Morning: For the morning, my partner Kinsey and I woke up around 7:00 am and rolled up our sleeping bags and mosquito nets. After we got dressed, we would join our host family for breakfast (usually soup, oatmeal, or little biscuits but almost always something hearty).

After breakfast we packed up any materials we would need to teach our camps (markers, paper, posters, purified water, etc.) and head down to the school where we met the kids. We got weekly themes from our partner agency PLAN International, two representatives came up during our camps to talk the children about their rights and leadership. These camp session usually lasted for two hours Monday-Friday. On Saturdays and Sunday we would wake up and spend time with our family and go see soccer games or go to market.

Afternoon: In the afternoon, we would have lunch with different members of the community as part of our rotating meal plan. I really loved doing this because we got to meet so many more people this way!
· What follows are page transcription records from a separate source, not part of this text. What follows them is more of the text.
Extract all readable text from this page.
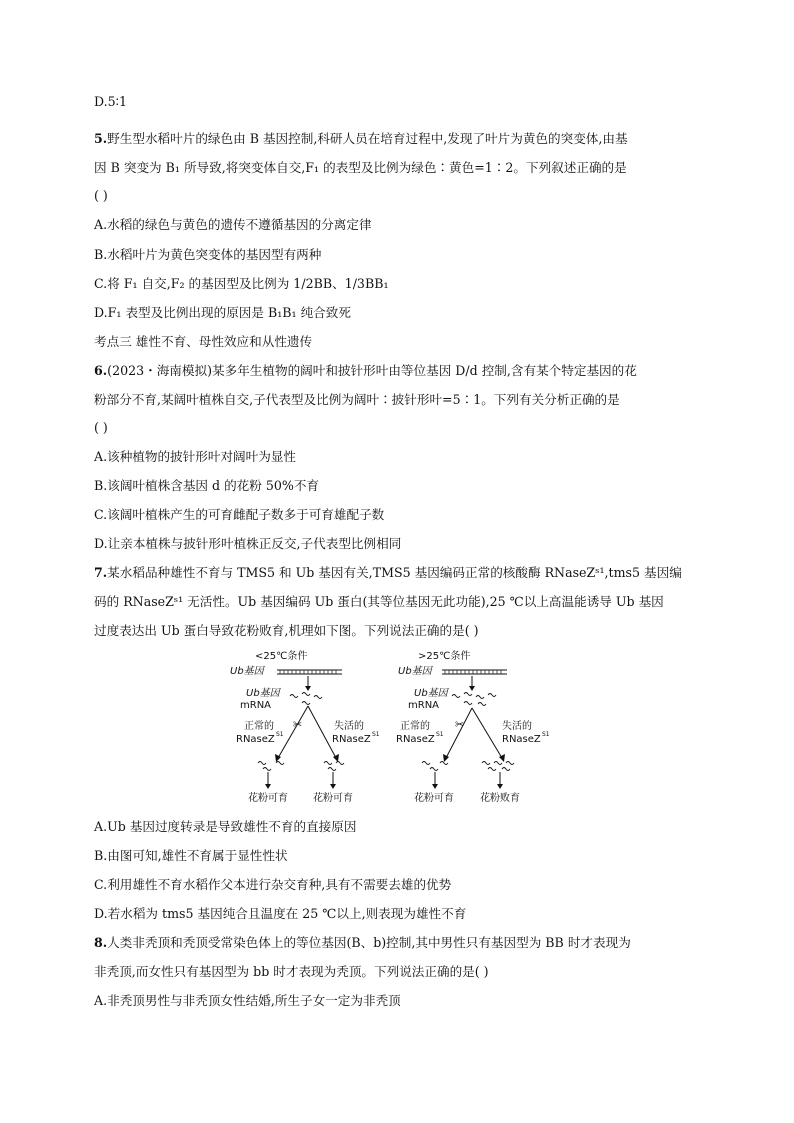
D.5∶1
5.野生型水稻叶片的绿色由 B 基因控制,科研人员在培育过程中,发现了叶片为黄色的突变体,由基
因 B 突变为 B₁ 所导致,将突变体自交,F₁ 的表型及比例为绿色∶黄色=1∶2。下列叙述正确的是
( )
A.水稻的绿色与黄色的遗传不遵循基因的分离定律
B.水稻叶片为黄色突变体的基因型有两种
C.将 F₁ 自交,F₂ 的基因型及比例为 1/2BB、1/3BB₁
D.F₁ 表型及比例出现的原因是 B₁B₁ 纯合致死
考点三 雄性不育、母性效应和从性遗传
6.(2023・海南模拟)某多年生植物的阔叶和披针形叶由等位基因 D/d 控制,含有某个特定基因的花
粉部分不育,某阔叶植株自交,子代表型及比例为阔叶∶披针形叶=5∶1。下列有关分析正确的是
( )
A.该种植物的披针形叶对阔叶为显性
B.该阔叶植株含基因 d 的花粉 50%不育
C.该阔叶植株产生的可育雌配子数多于可育雄配子数
D.让亲本植株与披针形叶植株正反交,子代表型比例相同
7.某水稻品种雄性不育与 TMS5 和 Ub 基因有关,TMS5 基因编码正常的核酸酶 RNaseZˢ¹,tms5 基因编
码的 RNaseZˢ¹ 无活性。Ub 基因编码 Ub 蛋白(其等位基因无此功能),25 ℃以上高温能诱导 Ub 基因
过度表达出 Ub 蛋白导致花粉败育,机理如下图。下列说法正确的是( )
<25℃条件
Ub基因
Ub基因
mRNA
✂
正常的
RNaseZ S1
失活的
RNaseZ S1
花粉可育	花粉可育
>25℃条件
Ub基因
Ub基因
mRNA
✂
正常的
RNaseZ S1
失活的
RNaseZ S1
花粉可育	花粉败育
A.Ub 基因过度转录是导致雄性不育的直接原因
B.由图可知,雄性不育属于显性性状
C.利用雄性不育水稻作父本进行杂交育种,具有不需要去雄的优势
D.若水稻为 tms5 基因纯合且温度在 25 ℃以上,则表现为雄性不育
8.人类非秃顶和秃顶受常染色体上的等位基因(B、b)控制,其中男性只有基因型为 BB 时才表现为
非秃顶,而女性只有基因型为 bb 时才表现为秃顶。下列说法正确的是( )
A.非秃顶男性与非秃顶女性结婚,所生子女一定为非秃顶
We would talk about so many different things during lunch like our life in america, farming, our project, their families, etc.

After lunch we would head back to the house and we took sometime to write in our journals and plan for our camps the next day. Usually there would be kids running around that wanted us to play soccer or ecua-voli with them. Towards the end of our trip we began to spend more time working on our Community Based Initiative with the adults (a public bathroom) On the weekends we would try to get a bath in. In order to bathe, we needed to heat the water over a fire, put some of it into a medium sized tub and pour it over ourselves with a measuring cup. Because bathing took such a long time and it was so cold, we only bathed evert four or five days.

Evening: Once it started getting dark my partner and I would walk back up to our house, usually after playing with the girls who liked to dance in the church. We would eat diner with our family in the kitchen and talk about what we did that day, what we would do tomorrow. I would usually have several servings of the food because it was so good!

Then our host sisters would come play cards with us on our beds. Our family loved the game Go Fish! In our community, everyone spoke Spanish and Quechua so we teach our sisters words in English while they taught us words in Quechua. BEfore we went to bed we would put the clothes that we were going to wear the next day inside our sleeping bags so they would be warm when we were getting dressed.

Highlights: The highlight of my experience as a volunteer was, our third encuentro (all the volunteers in ecuador meet up and talk about our projects). My partner Kinsey and I wrote the kids a song to perform called "El Futuro Es Para Mi". She played it on her ukulele and I wrote the lyrics, The song basically how they can do anything want to and were capable of great things. They performed it really well in the encuentro but I think the best part was that they kept singing it after the encuentro, all the way back to the community in the back of a pick up truck under a tarp (it was raining). They just kept singing and singing it made me so happy that they liked the song that we had written for them.

The experience as a whole, had a lot of great moments, it was also the most difficult thing I had ever done. The highlight was the feeling of accomplishment I felt at the end matched with all the steps we had to take to get there. I also loved being totally cut off from my own culture (sure, I got letters from home and one phone call during midterm, but other than it was all ecuador all the time). I got to experience life in another persons, home, community, and country. One things that I never thought I would do was eat guinea pig, which I had the opportunity to do in Ecuador (it was actually pretty good!). I think I left part of myself in Ecuador and it left something with me, I think about it all the time and I desperately want to go back!